One can accept this kind of relativism while still wholly endorsing the statements made by one’s culture. So, for example, you might think that human rights aren’t fundamental, but still be willing to campaign for their extension. By analogy, a football fan may admit that he’s devoted to his team only because it represents the town where he grew up; but that won’t stop him cheering for it. And you might even be able to produce not just reasons why you believe this or that, but also reasons to believe it – or, again, at least reasons to reject its negation. After all, even if there’s no actual universal standard, it doesn’t follow that neither is there buffoonery.
And this brings me to the relativist with whom I was speaking the other day. He took his relativism that step further. Not only did he deny that there was any universally valid moral claim; he refused to attempt to argue for his own views, on the grounds that there was no universal standard by which they could be assessed, and that therefore noone was entitled to try to influence others’ behaviour. And, before you ask, yes: he did admit that the Holocaust was morally problematic… but only from a certain perspective.
There’s a number of things about this that I just don’t get. The first is that I find it hard to make the leap from the meta-ethical claim about the non-universality of moral statements to the claim about a lack of entitlement to seek to influence others. After all, if there’s no universal moral standard, there’s also no universally-grounded reason to be suspicious of attempts to persuade. (In a similar vein, I have trouble with the kind of relativist who thinks that we ought to respect – which often amounts to preserve – other moral cultures. After all, if this is a “universal” ought, then we have at least one universally-applicable moral claim; and if we can have one of them, it’s not obvious why we can’t have more than one, and so relativism fails. If it’s not a universal ought, though, it becomes hard to see why we should accept it as telling us anything about our behaviour after all: it’s not obvious what standard we’ve violated if we do smother other moral traditions.)

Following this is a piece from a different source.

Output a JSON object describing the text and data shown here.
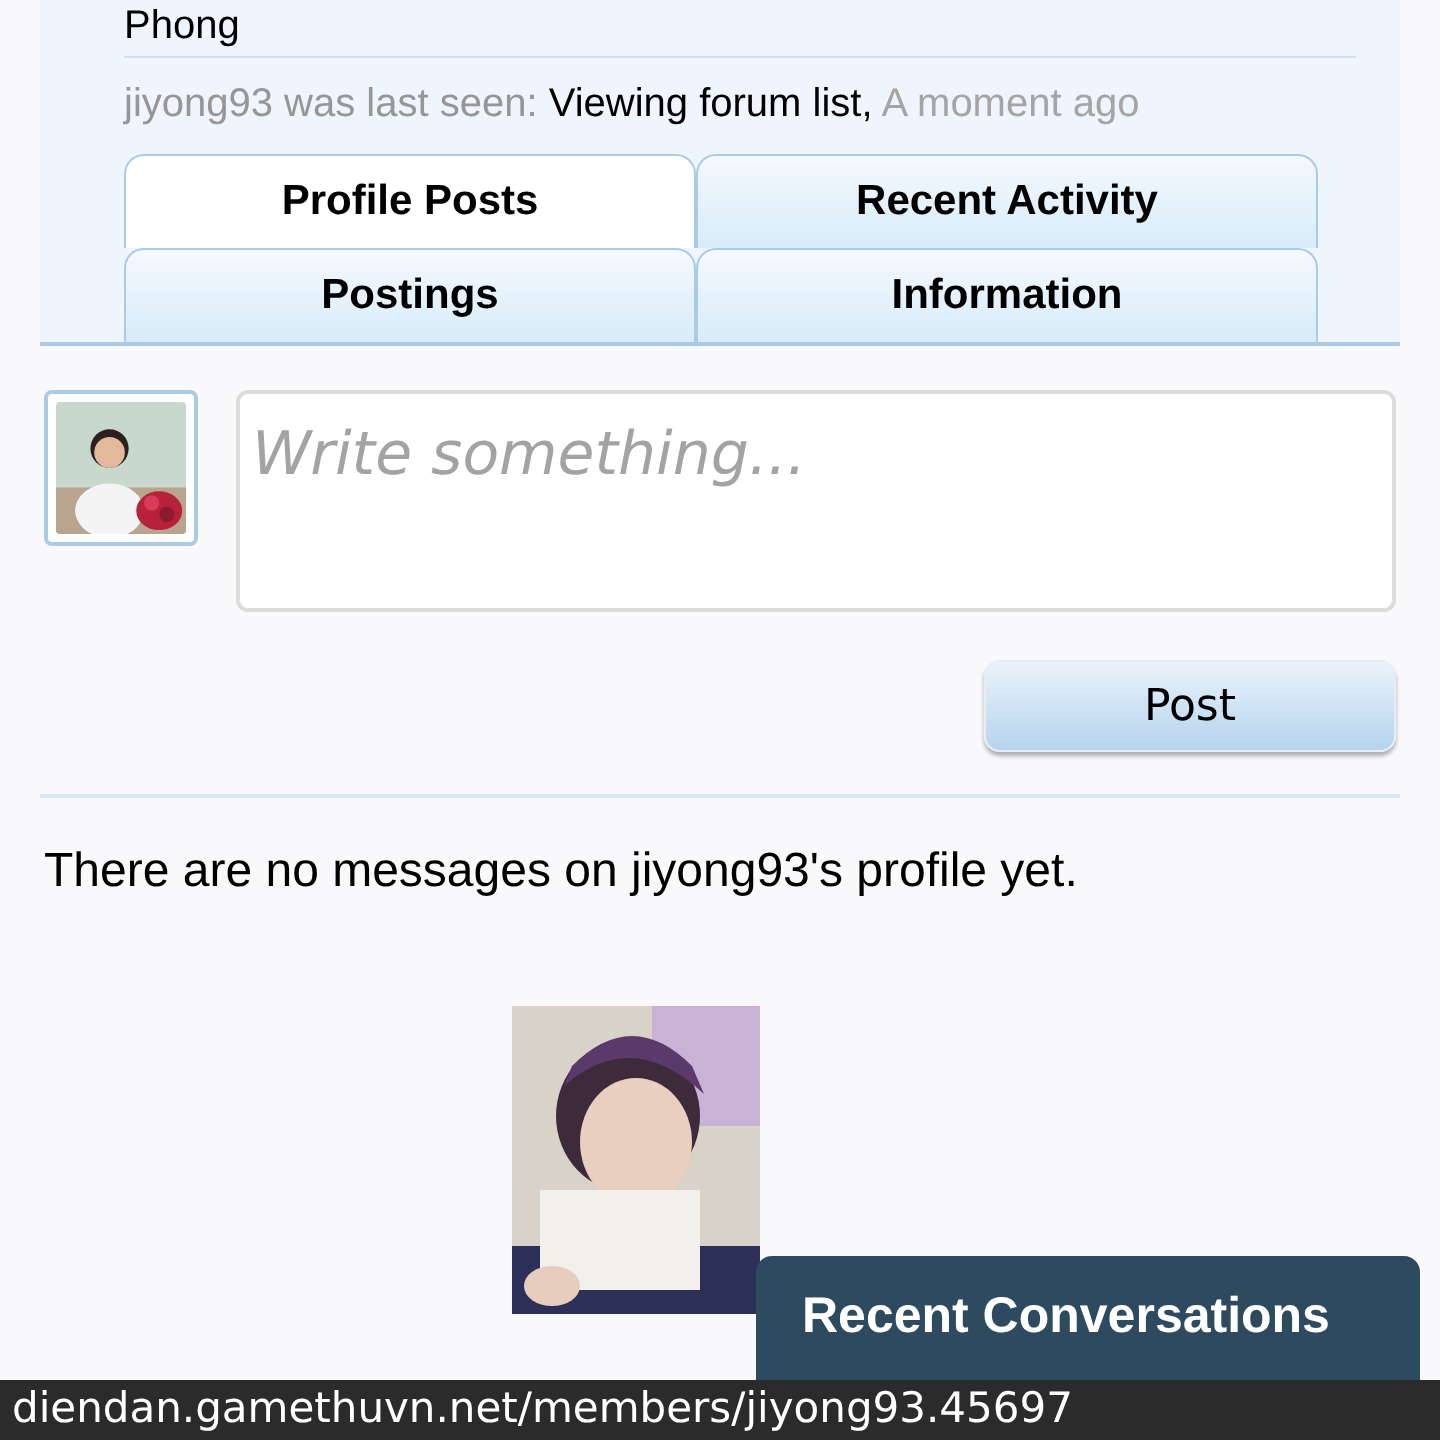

The second is that my interlocutor did make certain moral claims – but he denied that these statements did anything more than describe his preferences. Moral statements, in other words, were expressivist in nature, but had only an autobiographical scope. They reported a certain attitude, but were not designed to alter behaviour. There’s something odd about this: it’s almost as if he was refusing to endorse his own moral beliefs. Maybe I’m too much of a prescriptivist – but it seems to me to be a part of moral judgement that you’re making a claim about how the world ought to be. I have to admit that I’m struggling a bit to get my head around the idea that one can use everyday moral vocabulary and yet explicitly resist trying to get others to share one’s point of view. In saying “I think x”, isn’t there the silent codicil “and so I think x is true”? And if that’s the case, aren’t we implicitly saying that people who think not-x should abandon that position?
And this leads to my third and final worry: that of quietism. If you’re not willing to endorse your position as being at the very least better in some way than its rivals, it seems to me that you’ve given up on moral argument, and on engagement more generally. My interlocutor denied that – but I still have trouble believing him.
If there’re any committed relativists out there who can try to persua… Oh. I’ll try that again. If there’re any committed relativists out there who’re willing to explain their position to me, I’d appreciate it. Because this kind of relativism has been playing on my mind for days now, and I really, really, really don’t get it.